DZ Mafia : une opération d'envergure cible le cœur du réseau criminel
Les autorités judiciaires ont porté un coup sévère à la DZ Mafia, un groupe criminel dominant le trafic de drogue dans le sud de la France. À l'issue d'un vaste coup de filet mené en début de semaine par près de 900 gendarmes, le procureur de Marseille, Nicolas Bessone, a annoncé ce samedi 14 mars 26 mises en examen et 15 placements en détention provisoire. Cette opération, issue d'une enquête ouverte début 2024, visait explicitement à attaquer « le cœur » de cette organisation, que le magistrat a décrite comme bien réelle et non comme « une construction policière ou journalistique ».
Un réseau criminel puissant et diversifié
La DZ Mafia, dont le nom fait référence à l'Algérie, contrôle actuellement le marché de la drogue à Marseille et étend son influence le long du Rhône et ailleurs en France. Émergé lors des violences marseillaises de 2023, ce groupe a supplanté le clan Yoda, instaurant un quasi-monopole qui explique le calme relatif observé récemment dans la région. Selon le procureur, la DZ Mafia dispose désormais d'une « branche armée capable de projeter des équipes commando en différents points du territoire pour défendre les intérêts de l'organisation ».

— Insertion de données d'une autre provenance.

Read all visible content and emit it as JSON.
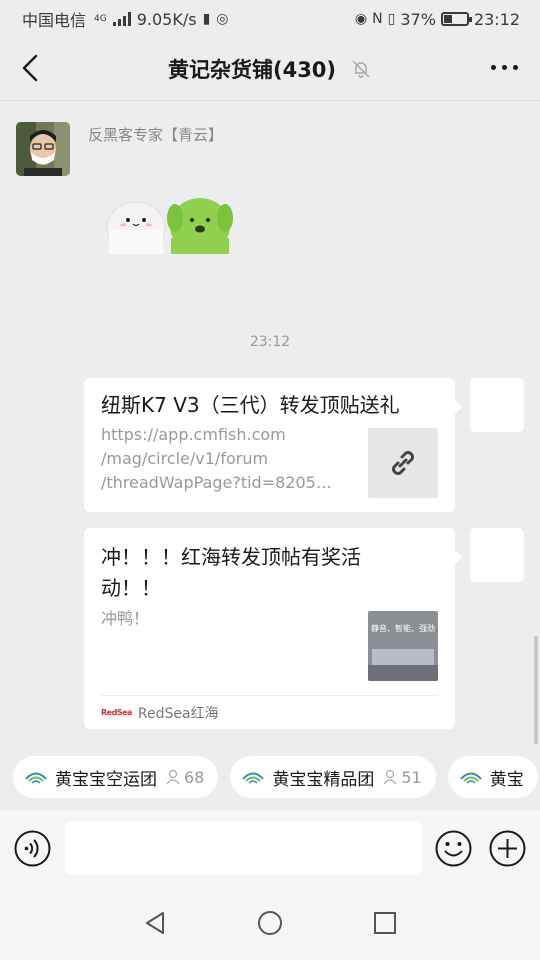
{
  "status_bar": {
    "carrier": "中国电信",
    "network_type": "4G",
    "speed": "9.05K/s",
    "battery_percent": "37%",
    "time": "23:12",
    "battery_level": 0.37
  },
  "nav": {
    "title": "黄记杂货铺(430)"
  },
  "messages": {
    "first_sender": "反黑客专家【青云】",
    "timestamp": "23:12",
    "card1": {
      "title": "纽斯K7 V3（三代）转发顶贴送礼",
      "desc_line1": "https://app.cmfish.com",
      "desc_line2": "/mag/circle/v1/forum",
      "desc_line3": "/threadWapPage?tid=8205…"
    },
    "card2": {
      "title_line1": "冲！！！红海转发顶帖有奖活",
      "title_line2": "动！！",
      "desc": "冲鸭！",
      "thumb_text": "静音、智能、强劲",
      "source_logo": "RedSea",
      "source": "RedSea红海"
    }
  },
  "groups": [
    {
      "name": "黄宝宝空运团",
      "count": "68"
    },
    {
      "name": "黄宝宝精品团",
      "count": "51"
    },
    {
      "name": "黄宝"
    }
  ],
  "input": {
    "placeholder": ""
  },
  "colors": {
    "background": "#ededed",
    "bubble": "#ffffff",
    "accent_green": "#07c160"
  }
}
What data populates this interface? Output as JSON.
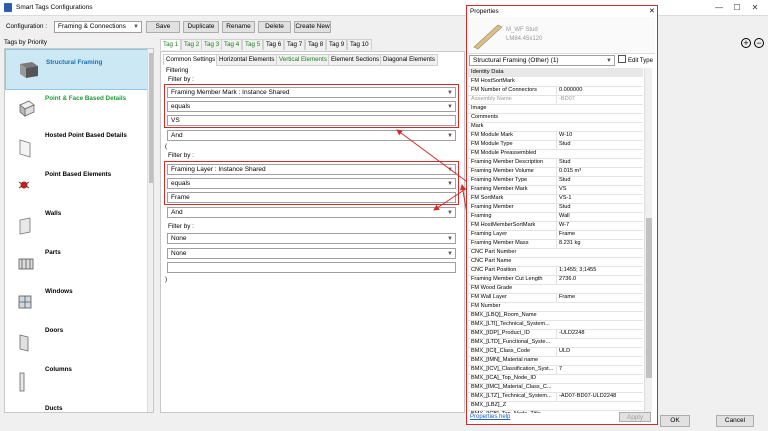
{
  "window": {
    "title": "Smart Tags Configurations"
  },
  "toolbar": {
    "config_label": "Configuration :",
    "config_value": "Framing & Connections",
    "buttons": [
      "Save",
      "Duplicate",
      "Rename",
      "Delete",
      "Create New"
    ]
  },
  "sidebar": {
    "header": "Tags by Priority",
    "items": [
      {
        "label": "Structural Framing",
        "color": "#1f6fb0",
        "icon": "beam-icon"
      },
      {
        "label": "Point & Face Based Details",
        "color": "#1f9a3a",
        "icon": "cube-icon"
      },
      {
        "label": "Hosted Point Based Details",
        "color": "#000000",
        "icon": "panel-icon"
      },
      {
        "label": "Point Based Elements",
        "color": "#000000",
        "icon": "bug-icon"
      },
      {
        "label": "Walls",
        "color": "#000000",
        "icon": "wall-icon"
      },
      {
        "label": "Parts",
        "color": "#000000",
        "icon": "parts-icon"
      },
      {
        "label": "Windows",
        "color": "#000000",
        "icon": "window-icon"
      },
      {
        "label": "Doors",
        "color": "#000000",
        "icon": "door-icon"
      },
      {
        "label": "Columns",
        "color": "#000000",
        "icon": "column-icon"
      },
      {
        "label": "Ducts",
        "color": "#000000",
        "icon": "duct-icon"
      }
    ]
  },
  "tags": [
    "Tag 1",
    "Tag 2",
    "Tag 3",
    "Tag 4",
    "Tag 5",
    "Tag 6",
    "Tag 7",
    "Tag 8",
    "Tag 9",
    "Tag 10"
  ],
  "settings_tabs": [
    "Common Settings",
    "Horizontal Elements",
    "Vertical Elements",
    "Element Sections",
    "Diagonal Elements"
  ],
  "filtering": {
    "title": "Filtering",
    "filter_label": "Filter by :",
    "filter1": {
      "field": "Framing Member Mark : Instance Shared",
      "op": "equals",
      "value": "VS"
    },
    "and1": "And",
    "paren_open": "(",
    "filter2": {
      "field": "Framing Layer : Instance Shared",
      "op": "equals",
      "value": "Frame"
    },
    "and2": "And",
    "filter3": {
      "field": "None",
      "op": "None",
      "value": ""
    },
    "paren_close": ")"
  },
  "properties": {
    "title": "Properties",
    "type_name": "M_WF Stud",
    "type_size": "LM84.45x120",
    "selector": "Structural Framing (Other) (1)",
    "edit_type": "Edit Type",
    "section": "Identity Data",
    "rows": [
      {
        "n": "FM HostSortMark",
        "v": ""
      },
      {
        "n": "FM Number of Connectors",
        "v": "0.000000"
      },
      {
        "n": "Assembly Name",
        "v": "-BD07"
      },
      {
        "n": "Image",
        "v": ""
      },
      {
        "n": "Comments",
        "v": ""
      },
      {
        "n": "Mark",
        "v": ""
      },
      {
        "n": "FM Module Mark",
        "v": "W-10"
      },
      {
        "n": "FM Module Type",
        "v": "Stud"
      },
      {
        "n": "FM Module Preassembled",
        "v": ""
      },
      {
        "n": "Framing Member Description",
        "v": "Stud"
      },
      {
        "n": "Framing Member Volume",
        "v": "0.015 m³"
      },
      {
        "n": "Framing Member Type",
        "v": "Stud"
      },
      {
        "n": "Framing Member Mark",
        "v": "VS"
      },
      {
        "n": "FM SortMark",
        "v": "VS-1"
      },
      {
        "n": "Framing Member",
        "v": "Stud"
      },
      {
        "n": "Framing",
        "v": "Wall"
      },
      {
        "n": "FM HostMemberSortMark",
        "v": "W-7"
      },
      {
        "n": "Framing Layer",
        "v": "Frame"
      },
      {
        "n": "Framing Member Mass",
        "v": "8.231 kg"
      },
      {
        "n": "CNC Part Number",
        "v": ""
      },
      {
        "n": "CNC Part Name",
        "v": ""
      },
      {
        "n": "CNC Part Position",
        "v": "1;1455; 3;1455"
      },
      {
        "n": "Framing Member Cut Length",
        "v": "2736.0"
      },
      {
        "n": "FM Wood Grade",
        "v": ""
      },
      {
        "n": "FM Wall Layer",
        "v": "Frame"
      },
      {
        "n": "FM Number",
        "v": ""
      },
      {
        "n": "BMX_[LBQ]_Room_Name",
        "v": ""
      },
      {
        "n": "BMX_[LTI]_Technical_System...",
        "v": ""
      },
      {
        "n": "BMX_[IDP]_Product_ID",
        "v": "-ULD2248"
      },
      {
        "n": "BMX_[LTD]_Functional_Syste...",
        "v": ""
      },
      {
        "n": "BMX_[ICI]_Class_Code",
        "v": "ULD"
      },
      {
        "n": "BMX_[IMN]_Material name",
        "v": ""
      },
      {
        "n": "BMX_[ICV]_Classification_Syst...",
        "v": "7"
      },
      {
        "n": "BMX_[ICA]_Top_Node_ID",
        "v": ""
      },
      {
        "n": "BMX_[IMC]_Material_Class_C...",
        "v": ""
      },
      {
        "n": "BMX_[LTZ]_Technical_System...",
        "v": "-AD07-BD07-ULD2248"
      },
      {
        "n": "BMX_[LBZ]_Z",
        "v": ""
      },
      {
        "n": "BMX_[ICB]_Top_Node_Title",
        "v": ""
      }
    ],
    "help": "Properties help",
    "apply": "Apply"
  },
  "footer": {
    "ok": "OK",
    "cancel": "Cancel"
  },
  "colors": {
    "accent_red": "#d42a2a",
    "selected_bg": "#cce8f4",
    "green_tab": "#208020"
  }
}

Les principaux suspects et la féminisation du narcobanditisme
Sur une quarantaine d'interpellations effectuées dans six départements, 26 personnes ont été mises en examen. Parmi elles, neuf femmes, ce qui témoigne d'une « véritable féminisation du narcobanditisme », a souligné Nicolas Bessone. Vingt des suspects sont originaires de la région marseillaise. Cinq personnes, dont les trois chefs présumés du clan – Amine O., Gabriel O. et Mahdi Z. – étaient déjà détenues, quatre d'entre elles dans des prisons de haute sécurité. Ces dirigeants présumés sont poursuivis pour « participation à une organisation criminelle », une qualification renforcée par la récente loi sur le narcotrafic.
Un avocat lyonnais écroué à l'isolement pour corruption
Fait rare, Kamel A., un avocat lyonnais, a été écroué à l'isolement. Il est soupçonné d'avoir été corrompu, permettant à l'un des chefs présumés de la DZ Mafia de communiquer avec l'extérieur depuis une prison de haute sécurité. « Des proches d'un cadre dirigeant de la DZ détenaient depuis plusieurs mois une ligne frauduleusement enregistrée comme étant celle de cet avocat », a expliqué le procureur. Le bâtonnier du Barreau de Lyon, Hubert Mortemard de Boisse, a saisi le Conseil de l'ordre pour demander l'interdiction d'exercice de ce confrère, tout en appelant à ne « pas faire d'amalgame » avec l'ensemble des avocats.
Deux rappeurs marseillais mis en cause
L'opération a également visé deux rappeurs issus de la scène marseillaise. Dika, qui compte plusieurs millions de vues sur YouTube et a collaboré avec des artistes comme Naps ou Alonzo, a été mis en examen et placé sous contrôle judiciaire. KITKVT, quant à lui, a été placé en détention provisoire. Leurs mises en cause illustrent la diversification des activités du groupe, qui pratique le racket de commerces ou de rappeurs « sous couvert de labels de production musicale ».
Des saisies financières et immobilières considérables
Les enquêteurs ont saisi 4 millions d'euros, 12 biens immobiliers et divers objets de luxe. Ils ont établi que chaque cadre dirigeant accumulait « un bénéfice net estimé à 300 000 euros par mois ». « Des sommes considérables qui ne sont pas flambées mais totalement réinvesties ou blanchies », expliquant ainsi « la pérennité et l'expansion de cette organisation », a précisé Nicolas Bessone.
Une hydre criminelle loin d'être décapitée
Pour le colonel Olivier Leblanc, commandant de la Section de recherches de la gendarmerie à Marseille, cette opération constitue « un coup supplémentaire », mais « il serait bien présomptueux de dire que c'est la fin » de la DZ Mafia. Le groupe fonctionne comme une hydre sans hiérarchie claire, avec des membres qui s'agrègent en prison et à l'extérieur, rendant sa déstructuration complexe. Cette affaire met en lumière la capacité du réseau à corrompre, son exceptionnelle surface financière et sa diversification dans des activités illicites variées, confirmant son ancrage profond dans le paysage criminel français.